In the 1997 CERT advisory, I am sure the concern was IPv4 systems.  In brief, CERT’s advice was to contact vendors for a solution, and that solution was almost always to upgrade the platform OS version – it seemed the vendors were able to patch implementations.  Presumably, this was done by discarding fragments associated with a Teardrop attack (any set of fragments where any two overlap).  Juniper, for example, added a user configurable switch on platforms to explicitly drop overlapping fragments.

Any node sending overlapping fragments make no sense at all, from a protocol standpoint.  Yet my understanding is that some old IP stacks did sometimes send overlapping fragments, not as an attack but as a result of a sloppy or buggy IP implementation.  Thus, in an effort to promote interoperability with these stacks, other vendors would accept overlapping fragments.  This philosophy goes all the way back to Jon Postel who said “be conservative in what you do, be liberal in what you accept from others”.

On the downside, this flexibility provided an exploitable vulnerability to malicious actors. Mostly, the attack was more directed at OS platform bugs than the IP stack.  Modern platforms for the most part have implementations hardened against Teardrop-style attacks on IPv4 or IPv6.

And while it is true that the IETF IPv6 specification (RFC 2460) does not explicitly prohibit overlapping fragments, most vendors implemented protections against those IPv6 fragments as a matter of best practice.  Later (December 2009) RFC 5722 made it out-of-spec for source nodes to send overlapping fragments, and made it required for the reassembling node (the ultimate destination) to silently discard all fragments associated with a fragmented packet when any two fragments overlap.  Fragments are silently discarded, as opposed to having the reassembling node send ICMPv6 error messages, to guard against reflection attacks (where the attacker uses a victim IPv6 address as the source of the offending packets), and because the sending node is already acting “fishy”, so best not to burden any system (including the originator) with processing ICMPv6 error messages.

There is also the issue of fragmentation attacks against “atomic fragments”.  These are IPv6 packets that are not actually fragmented, but carry the IPv6 Fragmentation Extension Header (with “Fragment Offset” set to zero and the “M” bit not set).  The reason for these to be allowed in the IPv6 specification is to support certain IPv6-to-IPv4 translation solutions.  To protect the capability from exploitation, there is an IETF draft (“Processing of IPv6 “Atomic” Fragments”) discussing ways to defend against fragmentation-centric attacks on this kind of packet.

With the improvements made to stack implementations over time (in the case of IPv4), and the fact that most IPv6 implementations were always “tighter”, the Teardrop attack has become a spent force on the Internet – really only affecting older platforms.  Thanks to RFC 5722, there is now official IETF guidance on how IPv6 stacks should be implemented in terms of handling overlapping fragments, and giving platform vendors the green light to discard these corrupted fragments aggressively.

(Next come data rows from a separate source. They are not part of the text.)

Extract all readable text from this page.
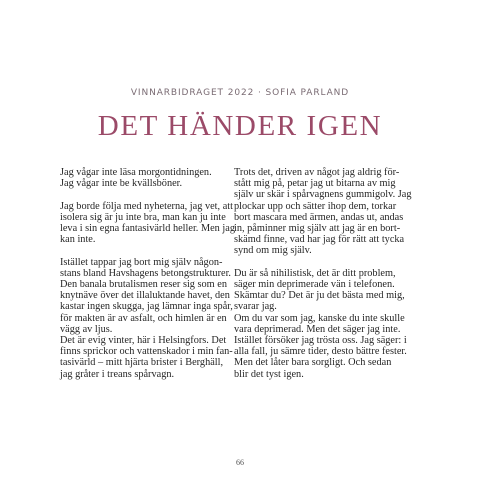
VINNARBIDRAGET 2022 · SOFIA PARLAND
DET HÄNDER IGEN
Jag vågar inte läsa morgontidningen.
Jag vågar inte be kvällsböner.
Jag borde följa med nyheterna, jag vet, att
isolera sig är ju inte bra, man kan ju inte
leva i sin egna fantasivärld heller. Men jag
kan inte.
Istället tappar jag bort mig själv någon-
stans bland Havshagens betongstrukturer.
Den banala brutalismen reser sig som en
knytnäve över det illaluktande havet, den
kastar ingen skugga, jag lämnar inga spår,
för makten är av asfalt, och himlen är en
vägg av ljus.
Det är evig vinter, här i Helsingfors. Det
finns sprickor och vattenskador i min fan-
tasivärld – mitt hjärta brister i Berghäll,
jag gråter i treans spårvagn.
Trots det, driven av något jag aldrig för-
stått mig på, petar jag ut bitarna av mig
själv ur skär i spårvagnens gummigolv. Jag
plockar upp och sätter ihop dem, torkar
bort mascara med ärmen, andas ut, andas
in, påminner mig själv att jag är en bort-
skämd finne, vad har jag för rätt att tycka
synd om mig själv.
Du är så nihilistisk, det är ditt problem,
säger min deprimerade vän i telefonen.
Skämtar du? Det är ju det bästa med mig,
svarar jag.
Om du var som jag, kanske du inte skulle
vara deprimerad. Men det säger jag inte.
Istället försöker jag trösta oss. Jag säger: i
alla fall, ju sämre tider, desto bättre fester.
Men det låter bara sorgligt. Och sedan
blir det tyst igen.
66
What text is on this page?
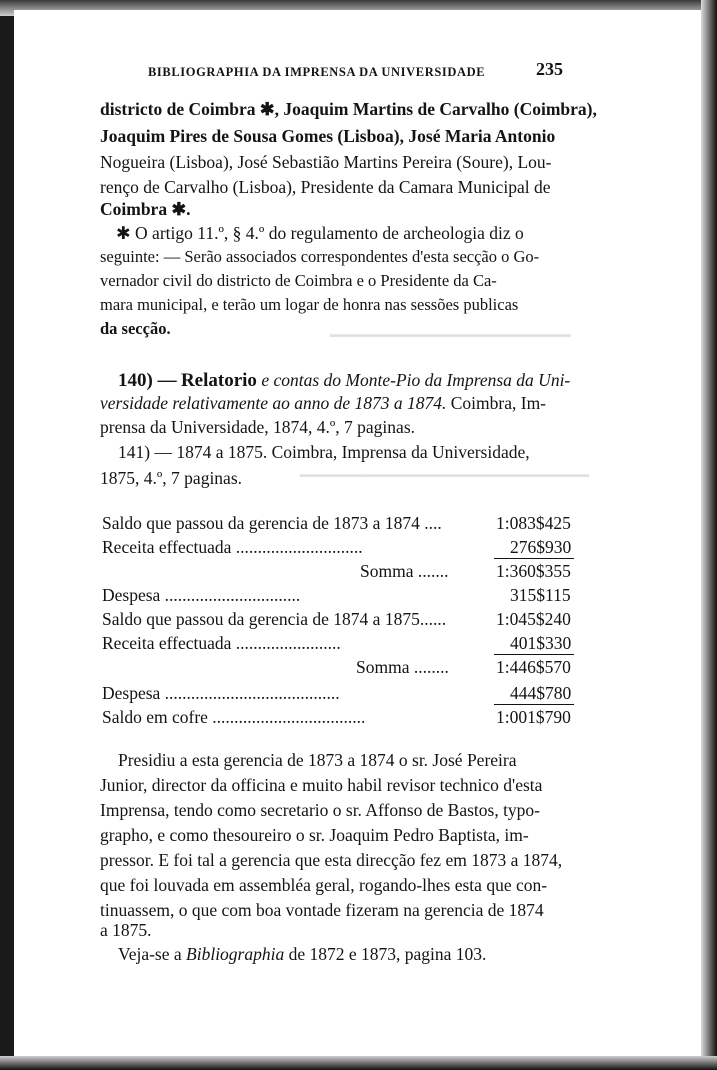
━━━━━━━━━━━━━━━━━━━━━━━━━
━━━━━━━━━━━━━━━━━━━━━━━━━━━━━━
BIBLIOGRAPHIA DA IMPRENSA DA UNIVERSIDADE	235
districto de Coimbra ✱, Joaquim Martins de Carvalho (Coimbra),
Joaquim Pires de Sousa Gomes (Lisboa), José Maria Antonio
Nogueira (Lisboa), José Sebastião Martins Pereira (Soure), Lou-
renço de Carvalho (Lisboa), Presidente da Camara Municipal de
Coimbra ✱.
✱ O artigo 11.º, § 4.º do regulamento de archeologia diz o
seguinte: — Serão associados correspondentes d'esta secção o Go-
vernador civil do districto de Coimbra e o Presidente da Ca-
mara municipal, e terão um logar de honra nas sessões publicas
da secção.
140) — Relatorio e contas do Monte-Pio da Imprensa da Uni-
versidade relativamente ao anno de 1873 a 1874. Coimbra, Im-
prensa da Universidade, 1874, 4.º, 7 paginas.
141) — 1874 a 1875. Coimbra, Imprensa da Universidade,
1875, 4.º, 7 paginas.
Saldo que passou da gerencia de 1873 a 1874 ....	1:083$425
Receita effectuada .............................	276$930
Somma .......	1:360$355
Despesa ...............................	315$115
Saldo que passou da gerencia de 1874 a 1875......	1:045$240
Receita effectuada ........................	401$330
Somma ........	1:446$570
Despesa ........................................	444$780
Saldo em cofre ...................................	1:001$790
Presidiu a esta gerencia de 1873 a 1874 o sr. José Pereira
Junior, director da officina e muito habil revisor technico d'esta
Imprensa, tendo como secretario o sr. Affonso de Bastos, typo-
grapho, e como thesoureiro o sr. Joaquim Pedro Baptista, im-
pressor. E foi tal a gerencia que esta direcção fez em 1873 a 1874,
que foi louvada em assembléa geral, rogando-lhes esta que con-
tinuassem, o que com boa vontade fizeram na gerencia de 1874
a 1875.
Veja-se a Bibliographia de 1872 e 1873, pagina 103.
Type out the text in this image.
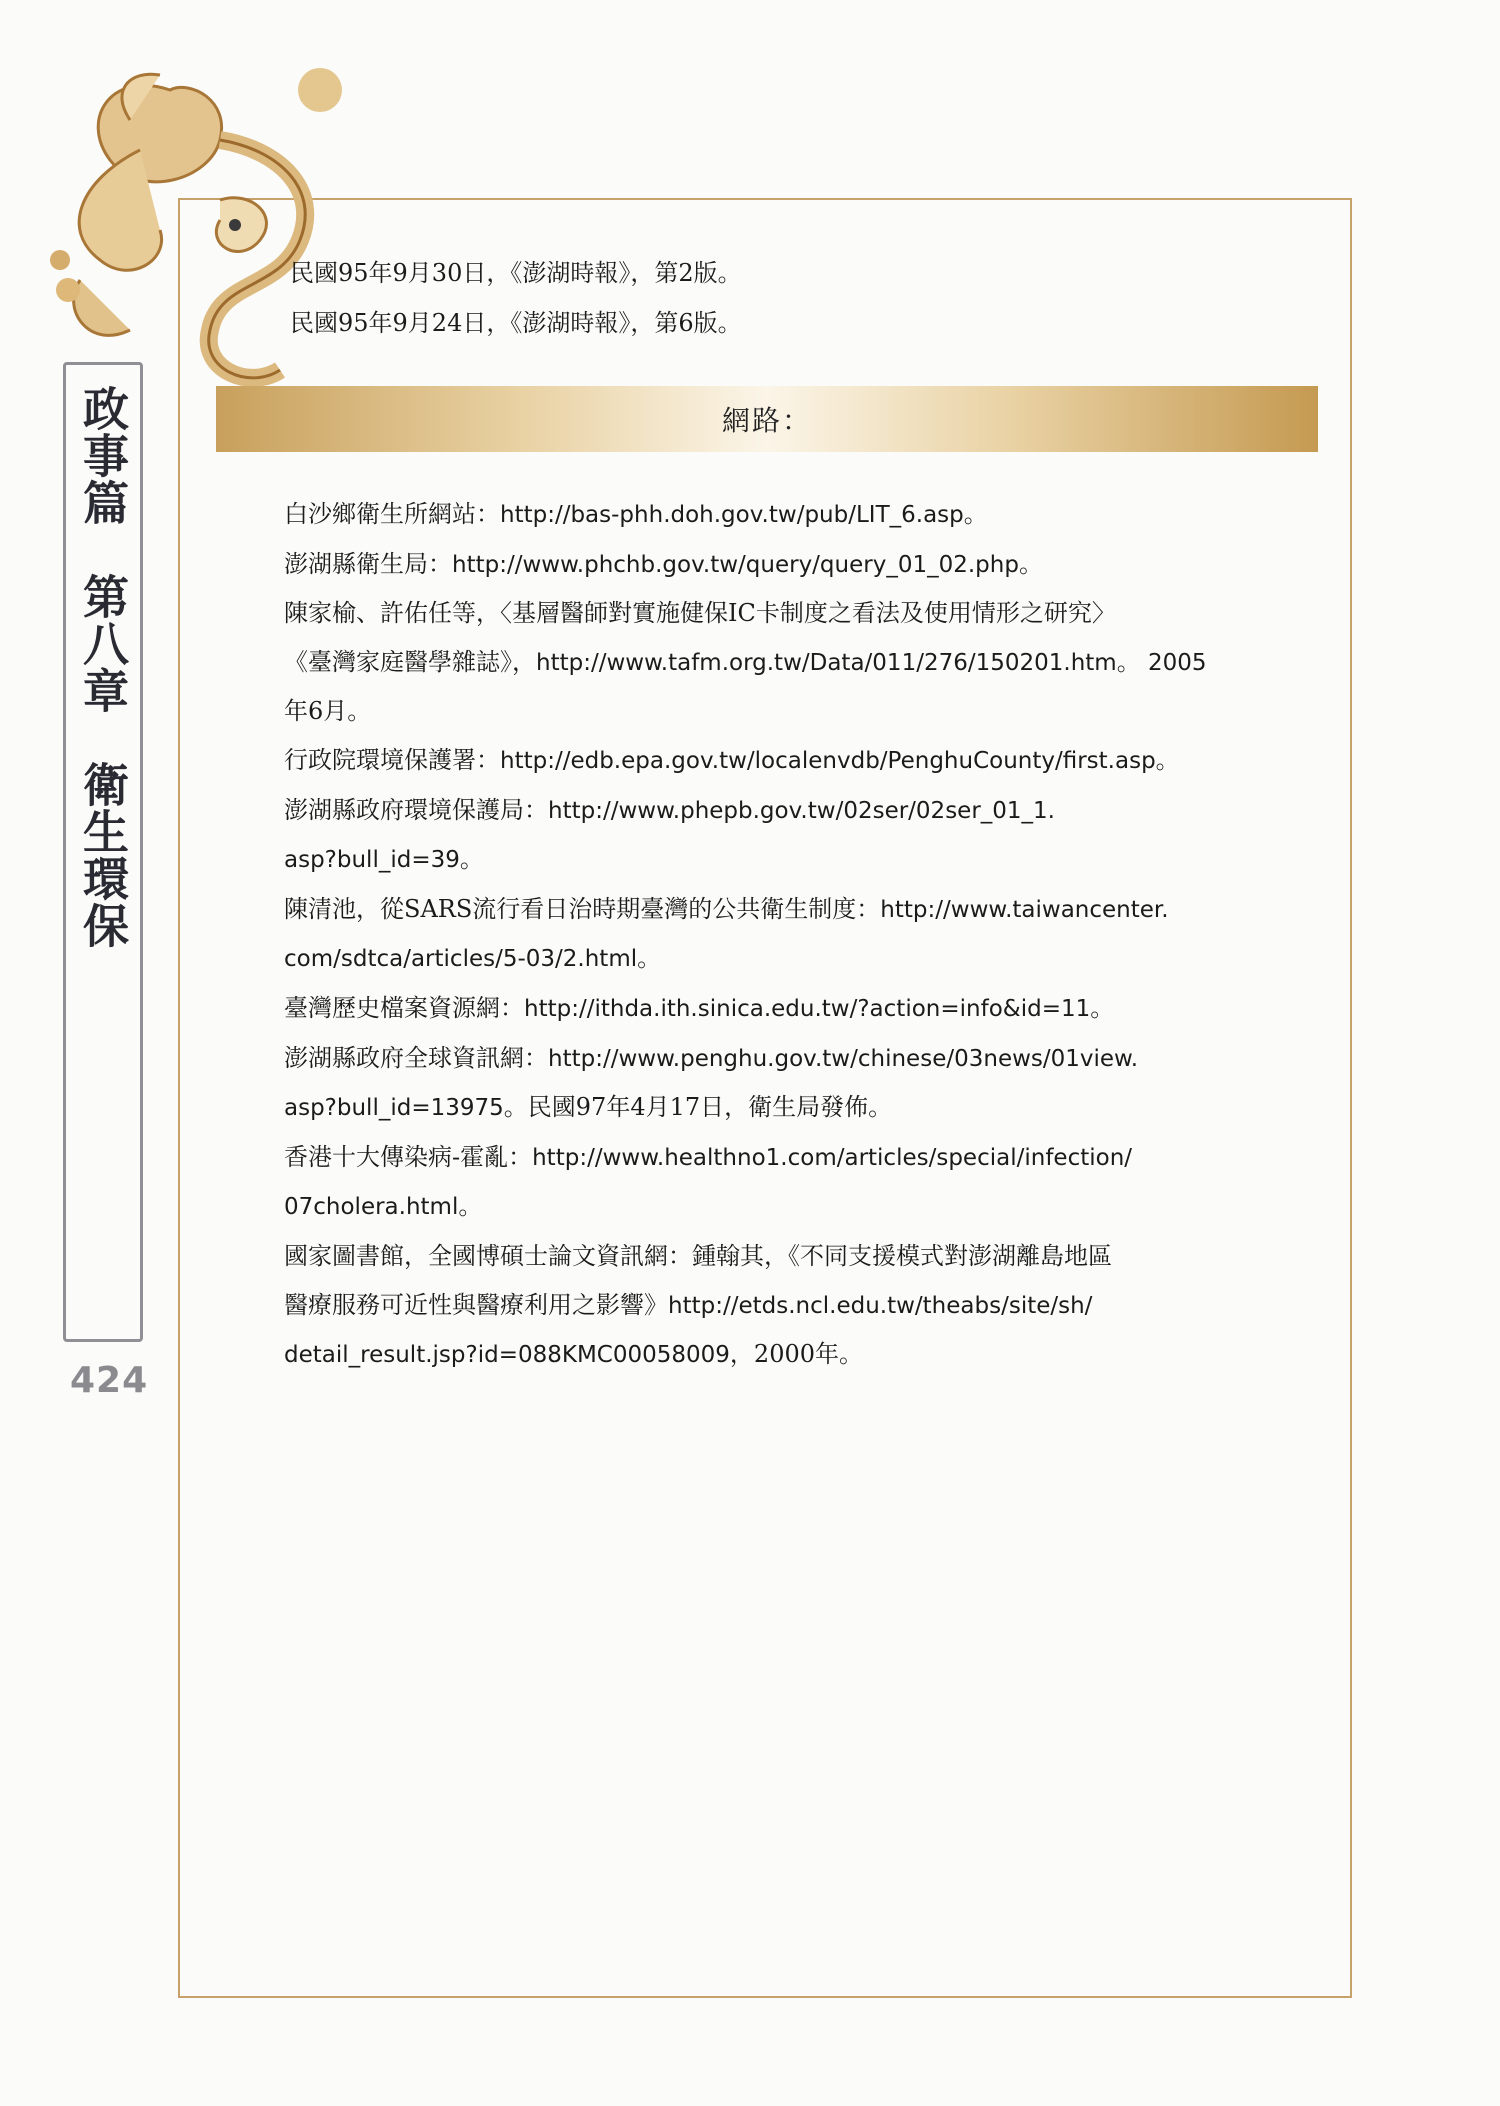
民國95年9月30日，《澎湖時報》，第2版。
民國95年9月24日，《澎湖時報》，第6版。
網路：
白沙鄉衛生所網站：http://bas-phh.doh.gov.tw/pub/LIT_6.asp。
澎湖縣衛生局：http://www.phchb.gov.tw/query/query_01_02.php。
陳家榆、許佑任等，〈基層醫師對實施健保IC卡制度之看法及使用情形之研究〉
《臺灣家庭醫學雜誌》，http://www.tafm.org.tw/Data/011/276/150201.htm。 2005
年6月。
行政院環境保護署：http://edb.epa.gov.tw/localenvdb/PenghuCounty/first.asp。
澎湖縣政府環境保護局：http://www.phepb.gov.tw/02ser/02ser_01_1.
asp?bull_id=39。
陳清池，從SARS流行看日治時期臺灣的公共衛生制度：http://www.taiwancenter.
com/sdtca/articles/5-03/2.html。
臺灣歷史檔案資源網：http://ithda.ith.sinica.edu.tw/?action=info&id=11。
澎湖縣政府全球資訊網：http://www.penghu.gov.tw/chinese/03news/01view.
asp?bull_id=13975。民國97年4月17日，衛生局發佈。
香港十大傳染病-霍亂：http://www.healthno1.com/articles/special/infection/
07cholera.html。
國家圖書館，全國博碩士論文資訊網：鍾翰其，《不同支援模式對澎湖離島地區
醫療服務可近性與醫療利用之影響》http://etds.ncl.edu.tw/theabs/site/sh/
detail_result.jsp?id=088KMC00058009，2000年。
政事篇　第八章　衛生環保
424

It is a classic example of the “arms race” nature of IP security – whether for IPv4 or IPv6.  The bad guys discover a new vulnerability and an exploit, and the good guys close it off and harden everything else related to the vulnerability they can think of.   A good reminder that IPv6 security is only “better” than IPv4 security in a few ways, and secure environments really depend on rigorous deployment of security best practices and constant vigilance by an informed and talented security team.